Which line of the poem do you like best?
The second read though.. I dunno it seemed profound in a way? In a slight way. I don’t recall the line, something to do with being born the week of death, yeah? And it seemed almost echoed in a way by the last line of the block, something about smokes. Seemed almost suicidal to me, but ironic because of the question of it all. Ironic? I think ironic. The part about pissing where you eat is gross.
Why?
It’s just a really gross thing to say. Maybe in a Frank Zappa kind of way it’s a little bit funny? There’s that word again, ironic. Zappa was good at that sort of thing, though. This just seems vulgar for vulgarity’s sake (but I shouldn’t think that’s quite so, or the intent).
What does this poem make you think of?
I forgot you told me the Joni Mitchell fact, that it was lifted from something to do with her? I thought maybe inspired by her music at the time when you mentioned it to me, but it turns out it was from a Q magazine interview. At any rate, it certainly didn’t remind me of her the first time I read it. It really didn’t make me think of anything. Again, that disconnect when I read and gleaning information. Especially when all the ideas here are so chalky and blocky.

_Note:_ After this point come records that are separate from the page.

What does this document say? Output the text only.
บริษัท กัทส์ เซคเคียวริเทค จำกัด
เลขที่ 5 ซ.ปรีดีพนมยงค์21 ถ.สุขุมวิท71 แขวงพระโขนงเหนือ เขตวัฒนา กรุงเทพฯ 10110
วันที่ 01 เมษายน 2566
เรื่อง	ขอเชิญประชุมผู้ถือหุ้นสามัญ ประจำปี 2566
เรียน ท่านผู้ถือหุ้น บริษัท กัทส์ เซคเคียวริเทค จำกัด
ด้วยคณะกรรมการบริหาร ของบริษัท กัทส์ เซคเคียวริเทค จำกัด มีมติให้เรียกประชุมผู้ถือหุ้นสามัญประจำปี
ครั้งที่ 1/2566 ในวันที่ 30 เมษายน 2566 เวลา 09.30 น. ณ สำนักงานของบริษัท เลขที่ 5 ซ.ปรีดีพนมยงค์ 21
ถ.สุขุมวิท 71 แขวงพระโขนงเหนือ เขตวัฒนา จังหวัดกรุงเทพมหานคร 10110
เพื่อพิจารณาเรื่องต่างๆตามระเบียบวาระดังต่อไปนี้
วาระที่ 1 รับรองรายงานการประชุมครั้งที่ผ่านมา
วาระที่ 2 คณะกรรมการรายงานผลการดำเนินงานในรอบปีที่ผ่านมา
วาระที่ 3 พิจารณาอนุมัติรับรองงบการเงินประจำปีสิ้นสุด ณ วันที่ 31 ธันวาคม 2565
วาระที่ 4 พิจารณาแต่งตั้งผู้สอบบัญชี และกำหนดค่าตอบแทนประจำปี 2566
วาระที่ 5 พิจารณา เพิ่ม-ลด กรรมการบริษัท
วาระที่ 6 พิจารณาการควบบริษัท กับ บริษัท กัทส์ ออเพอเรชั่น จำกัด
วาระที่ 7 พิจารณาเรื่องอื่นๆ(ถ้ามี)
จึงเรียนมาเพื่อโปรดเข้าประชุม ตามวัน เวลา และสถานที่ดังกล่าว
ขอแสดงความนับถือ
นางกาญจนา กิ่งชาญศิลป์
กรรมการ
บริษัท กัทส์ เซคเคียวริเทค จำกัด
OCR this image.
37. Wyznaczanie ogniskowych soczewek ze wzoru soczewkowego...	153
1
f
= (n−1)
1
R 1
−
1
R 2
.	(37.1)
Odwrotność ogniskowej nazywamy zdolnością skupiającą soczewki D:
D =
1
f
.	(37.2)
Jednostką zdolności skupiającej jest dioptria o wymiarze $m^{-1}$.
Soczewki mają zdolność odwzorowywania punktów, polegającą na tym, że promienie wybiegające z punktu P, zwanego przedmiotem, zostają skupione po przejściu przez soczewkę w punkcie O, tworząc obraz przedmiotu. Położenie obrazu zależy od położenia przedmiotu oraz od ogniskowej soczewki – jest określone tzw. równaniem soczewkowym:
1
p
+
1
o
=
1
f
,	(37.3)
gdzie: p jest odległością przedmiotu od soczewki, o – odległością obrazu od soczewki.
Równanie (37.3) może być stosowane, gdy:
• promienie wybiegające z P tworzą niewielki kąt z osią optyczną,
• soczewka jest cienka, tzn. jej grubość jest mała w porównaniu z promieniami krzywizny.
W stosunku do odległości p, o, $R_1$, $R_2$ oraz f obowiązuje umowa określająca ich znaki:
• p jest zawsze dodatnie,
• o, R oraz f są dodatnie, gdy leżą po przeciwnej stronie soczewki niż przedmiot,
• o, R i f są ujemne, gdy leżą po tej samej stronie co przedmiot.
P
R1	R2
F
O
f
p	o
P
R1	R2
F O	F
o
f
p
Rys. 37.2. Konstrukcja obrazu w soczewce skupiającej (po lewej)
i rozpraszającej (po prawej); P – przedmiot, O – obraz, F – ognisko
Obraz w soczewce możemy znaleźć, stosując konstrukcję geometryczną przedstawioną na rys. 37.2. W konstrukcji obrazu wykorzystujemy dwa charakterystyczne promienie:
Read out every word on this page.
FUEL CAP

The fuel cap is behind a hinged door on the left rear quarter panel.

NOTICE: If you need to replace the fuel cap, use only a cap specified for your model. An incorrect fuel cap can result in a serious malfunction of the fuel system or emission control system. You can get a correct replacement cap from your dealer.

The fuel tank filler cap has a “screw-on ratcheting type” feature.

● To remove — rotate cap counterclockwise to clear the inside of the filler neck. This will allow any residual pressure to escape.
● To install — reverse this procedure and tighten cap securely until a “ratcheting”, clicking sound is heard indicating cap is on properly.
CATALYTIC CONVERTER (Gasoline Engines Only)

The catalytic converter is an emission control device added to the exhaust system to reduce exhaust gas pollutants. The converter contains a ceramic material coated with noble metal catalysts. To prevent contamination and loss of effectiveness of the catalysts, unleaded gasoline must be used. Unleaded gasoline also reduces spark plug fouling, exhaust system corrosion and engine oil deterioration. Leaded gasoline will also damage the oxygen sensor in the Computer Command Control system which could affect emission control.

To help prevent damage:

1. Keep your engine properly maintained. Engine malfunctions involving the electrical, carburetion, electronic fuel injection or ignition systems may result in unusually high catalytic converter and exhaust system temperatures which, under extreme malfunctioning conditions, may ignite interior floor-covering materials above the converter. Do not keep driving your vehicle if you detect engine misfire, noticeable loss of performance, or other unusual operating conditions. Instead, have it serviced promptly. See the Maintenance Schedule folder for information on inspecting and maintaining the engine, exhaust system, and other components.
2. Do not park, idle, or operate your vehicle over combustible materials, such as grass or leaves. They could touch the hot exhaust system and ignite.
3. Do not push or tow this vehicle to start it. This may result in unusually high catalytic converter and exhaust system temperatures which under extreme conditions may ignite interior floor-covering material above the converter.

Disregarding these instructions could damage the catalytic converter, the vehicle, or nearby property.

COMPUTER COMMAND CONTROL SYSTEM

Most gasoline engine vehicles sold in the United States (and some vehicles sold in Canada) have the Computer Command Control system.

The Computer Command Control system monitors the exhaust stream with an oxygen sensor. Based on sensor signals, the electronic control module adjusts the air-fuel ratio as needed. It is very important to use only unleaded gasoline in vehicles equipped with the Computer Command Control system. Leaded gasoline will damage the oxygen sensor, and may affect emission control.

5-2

The second time through I had Joni in mind, it made me think a bit of when she was coming up in Toronto in the 60s, but only when the women’s home thing was mentioned. Beyond that… I’m not really sure. There were some very good moments within the poem but I only thought of the interest of it’s ideas and juxtapositions and remarks and so on.
—- Just remembered, it did actually remind me of a few musings I’ve written to myself. I’ve gotten into the habit of having full conversations with myself, I find I can get to the root of something if I can talk it out loud, which I’ve always done, but more so now then before they have been philosophical debates and major life choices (but aren’t all choices a life choice? I wonder). Anyway, it reminded me at times… Rather it felt comfortable and/or fluid to read at times like it’s been fluid to talk with myself.
Are there any words in this poem that you don’t understand?
None that popped out at the time, or any I can remember. I’m on my phone typing this and I’m afraid if I back out of this webpage I’ll lose everything I’ve typed, so let’s go with my gut on this one. No.
Would you like to understand them?
Yes, I would love to (genuinely meant and not sarcastic)
Have you encountered a poem like this before? Is this poem different from what you expected poetry to be like? If so, How?
I’ve read a few poems before. I dunno, this is a weird question, maybe. I never know what to expect from poetry because it’s all different to me, I’m not quite familiar enough to pick up on the nuances of style, but I’m familiar enough with art to recognize that there is certainly a style to be nuanced. So maybe it’s exactly different from what I would have expected? But then it’s kind of like what Syndrome from The Incredibles said, “once everyone is a Super..! No one will be.” I think maybe that works both ways, existentially. If nothing matters, then by that token everything matters. And if everything matters, so does nothing.
Does this poem remind you of any other piece of art or media?
Disney’s, “The Incredibles,” clearly, lol.
Do you have any questions for the poet?
Brad Tollman is a musician and an artist. He likes to think so, at least. He works at a Starbucks and kind of enjoys it. The people are cool. The morning shifts are stressful. He’s 25 in April and that scares him a little bit. He hasn’t been recognizing himself in the mirror lately. He needs a haircut and a shave.